Course syllabus

Numeriska simuleringar av flödesproblem Numerical Simulations of Flow Problems

FMNN40, 7,5 credits, A (Second Cycle)

Valid for: 2023/24
Faculty: Faculty of Engineering, LTH
Decided by: PLED F/Pi
Date of Decision: 2023-04-18

General Information

Elective for: F4, F4-bs, Pi4-bs
Language of instruction: The course will be given in English

Aim

The overall goal of the course is that the student should acquire basic
knowledge in modern numerical methods for non-linear conservation laws,
with a focus on fluid models.

Important examples of such models are the Euler equations of gas dynamicsand the shallow water equations, both of which are simplifications of the Navier-Stokes equations. These
models are used in the design of aircraft and wind turbines, as well as
in climate system research.

The course discusses so called finite volume methods for discretizing the models, their derivation, convergence and stability properties, and touches upon higher order extensions.
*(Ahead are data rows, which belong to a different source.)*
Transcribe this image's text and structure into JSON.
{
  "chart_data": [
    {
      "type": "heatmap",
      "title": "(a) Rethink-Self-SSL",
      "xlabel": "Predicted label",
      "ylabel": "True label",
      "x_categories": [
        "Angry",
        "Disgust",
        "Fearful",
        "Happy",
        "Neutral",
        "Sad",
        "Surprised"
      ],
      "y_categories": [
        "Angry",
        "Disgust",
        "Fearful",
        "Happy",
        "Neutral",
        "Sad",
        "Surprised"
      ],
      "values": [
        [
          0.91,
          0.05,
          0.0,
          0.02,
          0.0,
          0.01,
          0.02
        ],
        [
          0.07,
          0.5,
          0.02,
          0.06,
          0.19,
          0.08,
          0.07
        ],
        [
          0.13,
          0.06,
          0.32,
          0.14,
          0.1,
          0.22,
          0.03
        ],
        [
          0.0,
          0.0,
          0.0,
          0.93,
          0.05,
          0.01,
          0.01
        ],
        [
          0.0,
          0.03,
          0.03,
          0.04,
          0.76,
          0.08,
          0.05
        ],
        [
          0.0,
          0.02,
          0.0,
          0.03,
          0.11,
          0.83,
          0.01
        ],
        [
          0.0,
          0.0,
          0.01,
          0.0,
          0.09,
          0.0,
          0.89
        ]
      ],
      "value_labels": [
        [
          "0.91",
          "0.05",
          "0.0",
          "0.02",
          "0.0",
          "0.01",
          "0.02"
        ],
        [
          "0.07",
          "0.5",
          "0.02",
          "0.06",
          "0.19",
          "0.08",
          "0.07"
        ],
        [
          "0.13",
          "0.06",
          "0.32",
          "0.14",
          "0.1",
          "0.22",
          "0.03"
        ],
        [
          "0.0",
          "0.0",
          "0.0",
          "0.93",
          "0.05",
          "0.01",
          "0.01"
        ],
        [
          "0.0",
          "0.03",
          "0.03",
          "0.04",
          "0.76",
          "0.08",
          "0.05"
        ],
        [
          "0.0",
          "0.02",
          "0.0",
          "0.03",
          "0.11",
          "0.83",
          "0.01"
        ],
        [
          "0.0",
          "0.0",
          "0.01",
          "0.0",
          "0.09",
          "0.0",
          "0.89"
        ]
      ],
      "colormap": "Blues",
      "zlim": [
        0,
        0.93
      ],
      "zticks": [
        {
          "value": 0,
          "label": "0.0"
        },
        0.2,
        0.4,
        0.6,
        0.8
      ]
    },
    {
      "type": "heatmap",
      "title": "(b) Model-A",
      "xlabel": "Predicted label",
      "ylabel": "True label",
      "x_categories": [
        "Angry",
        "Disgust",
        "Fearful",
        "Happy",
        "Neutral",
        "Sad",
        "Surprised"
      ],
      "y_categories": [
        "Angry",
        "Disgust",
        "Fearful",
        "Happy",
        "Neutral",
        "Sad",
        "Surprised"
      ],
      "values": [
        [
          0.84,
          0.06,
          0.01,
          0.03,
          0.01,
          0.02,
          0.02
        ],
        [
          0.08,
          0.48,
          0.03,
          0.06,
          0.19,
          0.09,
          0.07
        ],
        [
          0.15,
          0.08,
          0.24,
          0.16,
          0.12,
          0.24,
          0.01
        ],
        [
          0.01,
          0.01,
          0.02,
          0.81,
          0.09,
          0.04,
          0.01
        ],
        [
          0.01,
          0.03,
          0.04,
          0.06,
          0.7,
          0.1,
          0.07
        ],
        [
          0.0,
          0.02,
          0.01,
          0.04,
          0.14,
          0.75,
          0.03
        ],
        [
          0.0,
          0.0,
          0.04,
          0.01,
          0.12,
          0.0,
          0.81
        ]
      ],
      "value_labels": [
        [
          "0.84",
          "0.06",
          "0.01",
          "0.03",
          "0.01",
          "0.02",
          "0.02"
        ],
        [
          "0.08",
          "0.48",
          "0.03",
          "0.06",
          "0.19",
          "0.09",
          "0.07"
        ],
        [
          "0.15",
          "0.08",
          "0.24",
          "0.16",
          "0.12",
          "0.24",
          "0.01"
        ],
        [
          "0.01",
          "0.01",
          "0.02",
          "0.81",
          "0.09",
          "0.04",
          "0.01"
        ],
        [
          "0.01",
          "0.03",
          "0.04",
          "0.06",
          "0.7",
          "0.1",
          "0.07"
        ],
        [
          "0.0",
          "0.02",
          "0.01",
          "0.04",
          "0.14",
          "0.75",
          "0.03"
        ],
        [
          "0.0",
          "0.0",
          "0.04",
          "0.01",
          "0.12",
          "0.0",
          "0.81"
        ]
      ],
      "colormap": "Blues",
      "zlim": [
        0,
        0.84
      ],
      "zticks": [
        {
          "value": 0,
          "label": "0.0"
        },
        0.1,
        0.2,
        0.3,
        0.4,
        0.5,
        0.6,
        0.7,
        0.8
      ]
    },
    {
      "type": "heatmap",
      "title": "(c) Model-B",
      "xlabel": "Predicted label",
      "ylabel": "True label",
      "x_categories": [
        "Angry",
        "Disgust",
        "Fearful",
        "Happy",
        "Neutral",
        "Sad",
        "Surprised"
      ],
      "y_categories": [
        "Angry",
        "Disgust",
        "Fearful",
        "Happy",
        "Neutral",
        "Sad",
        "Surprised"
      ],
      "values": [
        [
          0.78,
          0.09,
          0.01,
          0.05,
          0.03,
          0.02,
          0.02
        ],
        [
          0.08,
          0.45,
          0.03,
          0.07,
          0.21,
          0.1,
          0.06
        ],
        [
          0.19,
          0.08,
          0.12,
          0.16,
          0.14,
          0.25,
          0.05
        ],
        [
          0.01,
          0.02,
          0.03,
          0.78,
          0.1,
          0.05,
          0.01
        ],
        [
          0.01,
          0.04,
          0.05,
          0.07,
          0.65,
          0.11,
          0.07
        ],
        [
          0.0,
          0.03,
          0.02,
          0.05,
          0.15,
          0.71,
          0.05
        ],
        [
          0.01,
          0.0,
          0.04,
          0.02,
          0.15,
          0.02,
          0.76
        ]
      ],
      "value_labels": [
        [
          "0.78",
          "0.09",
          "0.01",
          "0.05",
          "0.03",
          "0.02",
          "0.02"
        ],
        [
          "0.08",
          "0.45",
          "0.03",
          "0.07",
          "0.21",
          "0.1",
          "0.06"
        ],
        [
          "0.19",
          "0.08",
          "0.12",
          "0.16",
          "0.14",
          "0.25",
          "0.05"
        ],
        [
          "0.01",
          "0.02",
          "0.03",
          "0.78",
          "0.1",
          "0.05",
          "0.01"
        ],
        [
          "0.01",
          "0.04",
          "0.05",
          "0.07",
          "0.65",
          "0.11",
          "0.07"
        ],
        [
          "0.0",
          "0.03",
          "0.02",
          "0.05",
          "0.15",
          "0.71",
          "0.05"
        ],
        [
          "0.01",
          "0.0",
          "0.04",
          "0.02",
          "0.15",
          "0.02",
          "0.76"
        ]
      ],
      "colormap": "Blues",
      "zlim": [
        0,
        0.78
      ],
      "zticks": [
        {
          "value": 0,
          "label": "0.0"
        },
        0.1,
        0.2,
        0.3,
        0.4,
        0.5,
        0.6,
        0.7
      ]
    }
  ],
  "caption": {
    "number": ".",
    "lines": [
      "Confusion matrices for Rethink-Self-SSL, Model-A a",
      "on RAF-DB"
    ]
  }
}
The discretization often leads to large nonlinear systems of equations. The course presents iterative methods for solving these, such as Multigrid and Newton-Krylov. Their convergence properties are discussed, with a particular focus on systems arising from the above discretizations.

Learning outcomes

Knowledge and understanding
For a passing grade the student must

• be able to give an account of mathematical and numerical difficulties arising with nonlinear conservation laws and shock solutions,
• be able to explain stability and convergence of discontinuous Galerkin methods,
• be able to describe the structure of Jacobian-free Newton-Krylov methods,
• be able to describe multi-grid methods and their use for flow problems.

Competences and skills
For a passing grade the student must

• be able to derive a discontinuous Galerkin method for a general conservation law,
• be able to implement a discontinuous Galerkin method for a one dimensional nonlinear conservation law,
• be able to  interpret numerical stability and accuracy problems arising in simulations,
• be able to implement a Jacobian-free Newton-Krylov method with preconditioner,
• be able to implement a multigrid method and apply it to flow problems,
• be able to integrate knowledge from the various parts of the course to address problems within the framework of the course,
• be able to plan and execute qualified tasks within the framework of the course, with appropriate methods within given time-frames.

Judgement and approach
For a passing grade the student must

• be able to critically evaluate and independently apply methods from the course within a project work,
• be able to evaluate their own responsibility for how the subject is used and discuss the subject's possibilities to contribute to a sustainable social development.

Contents

• Models of computational fluid dynamics
• Hyperbolic conservation laws and their basic properties (weak solutions, weak entropy solutions, shocks)
• Discontinuous Galerkin discretizations
• Simulations of gas dynamics
• Krylov subspace methods with preconditioning
• Jacobian-free Newton-Krylov methods
• Multigrid methods for flow problems

Examination details

Grading scale: TH - (U,3,4,5) - (Fail, Three, Four, Five)
Assessment: The examination consists of a written report of the final project and an appurtenant oral examination based on the report. The oral examination is only given to those students who have passed the written report. Students who fail the regular examination are offered a re-examination shortly thereafter.

The examiner, in consultation with Disability Support Services, may deviate from the regular form of examination in order to provide a permanently disabled student with a form of examination equivalent to that of a student without a disability.

Parts
Code: 0123. Name: Project Report.
Credits: 3,5. Grading scale: UG. Assessment: Written report on the final project.
Code: 0223. Name: Examination.
Credits: 4. Grading scale: TH. Assessment: Oral examination on the written project report.

• FMNN10 Numerical Methods for Differential Equations

Assumed prior knowledge: FMAB35 Calculus in Several Variables, and FMAN55 Applied Mathematics.
The number of participants is limited to: No
The course overlaps following course/s: NUMN28